One of the most interesting questions asked by the audience was about the very cause of addictions.  Why can't a gene be identified?  Couldn't there be an inoculation or medication for those with the identified gene?  But there is no gold standard for addiction.  It is the result of heredity, biological, psychological and social pressures.  "There is also a spiritual element," Lawford said.  It affects each person differently.  Great food for thought in the light of all the recent focus on violence and mental illness.  It is also important to know that most crimes are committed by those under the influence of some substance.  I applaud them for bringing this subject out in the open.  As Kennedy said:  "We are standing on the threshold of grappling with this issue and really making substantial improvements but it will only happen with political activism, people calling for a change."

Friday, January 18, 2013

Homeless in Harvard Square

There is a new installation in Harvard Square that is hard to miss and drawing attention to the plight of the young and homeless in Massachusetts.  Part of the Invisible Faces Project by photographer Anthony Pira, it shows the real faces of those without a place to call home and presents the public with the reasons why.

These are the reasons why many young people choose to flee home, a safety haven that most of us take for granted.  Young adults, age 18-24 are no longer part of the foster care system.  Often, they leave due to abusive situations or they have been kicked out due to their sexual orientation. Sometimes, they cannot find jobs and their families can no longer financially support them.

It affects thousands.  Many will take to the streets, without any income, doing whatever they can to survive and often turning to drugs and alcohol for temporary comfort.  If you travel through Harvard Square you are likely to see some of them as they gather near the T Station in an area that they call "the pit." 

The faces of homeless teens are often not what one would expect.  Some look just like the suburban teens on shopping excursions or meeting friends at restaurants.  This does not make their problems any less real.

The project is spreading out across the country and encompasses ten major cities from here to Chicago and Los Angeles, where these young people search for any place that can offer them safety, sleep, food and basic human needs.

One such place is Youth On Fire, in Harvard Square, which helps these young people find the help that they need when no one, not even their families, seem to care.

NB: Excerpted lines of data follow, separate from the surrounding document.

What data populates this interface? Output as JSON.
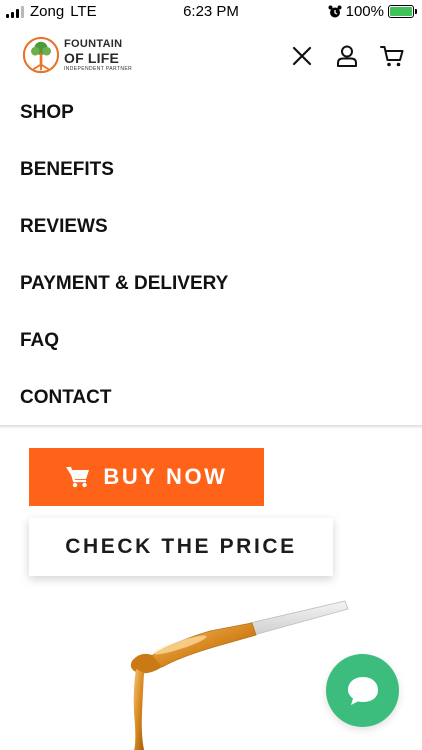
{
  "status_bar": {
    "carrier": "Zong",
    "network": "LTE",
    "time": "6:23 PM",
    "battery": "100%",
    "battery_level": 1.0
  },
  "header": {
    "logo": {
      "line1": "FOUNTAIN",
      "line2": "OF LIFE",
      "line3": "INDEPENDENT PARTNER"
    },
    "icons": [
      "close-icon",
      "user-icon",
      "cart-icon"
    ]
  },
  "menu": {
    "items": [
      {
        "label": "SHOP"
      },
      {
        "label": "BENEFITS"
      },
      {
        "label": "REVIEWS"
      },
      {
        "label": "PAYMENT & DELIVERY"
      },
      {
        "label": "FAQ"
      },
      {
        "label": "CONTACT"
      }
    ]
  },
  "cta": {
    "buy_label": "BUY NOW",
    "check_label": "CHECK THE PRICE"
  },
  "colors": {
    "accent": "#ff6319",
    "chat": "#3dbd7d",
    "battery": "#3fc25a",
    "logo_orange": "#e8742a",
    "logo_green": "#4e9a3a"
  }
}
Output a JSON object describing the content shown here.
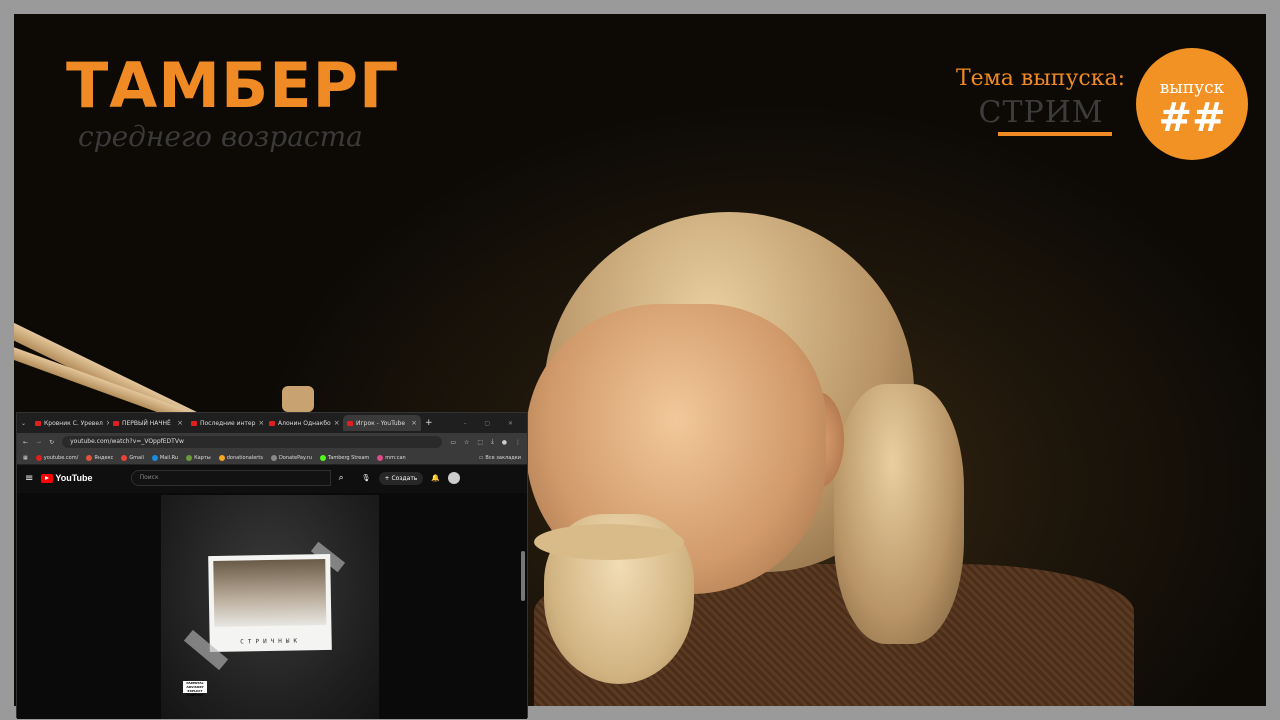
{
  "overlay": {
    "brand_title": "ТАМБЕРГ",
    "brand_subtitle": "среднего возраста",
    "topic_label": "Тема выпуска:",
    "topic_value": "СТРИМ",
    "badge_label": "выпуск",
    "badge_number": "##",
    "accent_color": "#f08a24"
  },
  "browser": {
    "tabs": [
      {
        "label": "Кровник С. Уревел",
        "active": false
      },
      {
        "label": "ПЕРВЫЙ НАЧНЁ",
        "active": false
      },
      {
        "label": "Последние интер",
        "active": false
      },
      {
        "label": "Алонин Однакбо",
        "active": false
      },
      {
        "label": "Игрок - YouTube",
        "active": true
      }
    ],
    "url": "youtube.com/watch?v=_VOppfEDTVw",
    "bookmarks": [
      {
        "label": "youtube.com/",
        "color": "#e02020"
      },
      {
        "label": "Яндекс",
        "color": "#e0543a"
      },
      {
        "label": "Gmail",
        "color": "#ea4335"
      },
      {
        "label": "Mail.Ru",
        "color": "#168de2"
      },
      {
        "label": "Карты",
        "color": "#6a9a3a"
      },
      {
        "label": "donationalerts",
        "color": "#f5a623"
      },
      {
        "label": "DonatePay.ru",
        "color": "#888888"
      },
      {
        "label": "Tamberg Stream",
        "color": "#53fc18"
      },
      {
        "label": "mm:can",
        "color": "#e04a8a"
      }
    ],
    "bookmarks_all": "Все закладки",
    "youtube": {
      "logo": "YouTube",
      "search_placeholder": "Поиск",
      "create_label": "Создать"
    },
    "video": {
      "cover_caption": "СТРИЧНЫК",
      "advisory": "PARENTAL ADVISORY EXPLICIT CONTENT"
    }
  }
}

The installation is intended to both bring the situation to light and begin a dialogue.  It also hopes to garner donations and volunteers.  I can't help but look at the faces and see the potential or think how ill-equipped I would have been at their age to survive on my own.  I'd encourage you to stop and take it in if you are in the area.

Saturday, January 5, 2013

As one of the first food bloggers in Boston, part of a small group who were quietly invited to restaurants, meet new Chefs, consult and discuss the food, I feel it's now become overrun with blogs of lesser quality and attention to detail.  I want to lead lead the way, again, to new places and ideas. There are now hundreds of food bloggers, obsequious and all over the world, thousands, millions. They scramble around each other for new Chefs and worship at tables, cameras ready to photograph the plates so beautiful. I did it, too. All the gossip, all the news, all the nights out then running home to chronicle it all.  I tried to capture every story. As Jason Santos said: "It's just food."

Now, I'm ready to not only still showcase the food of Boston but also to feature the arts, ideas, culture, and lifestyles of people who are not trying to be celebrities or famous, those who have no personal agenda, those who are just real.  And to bring those stories out in more meaningful ways.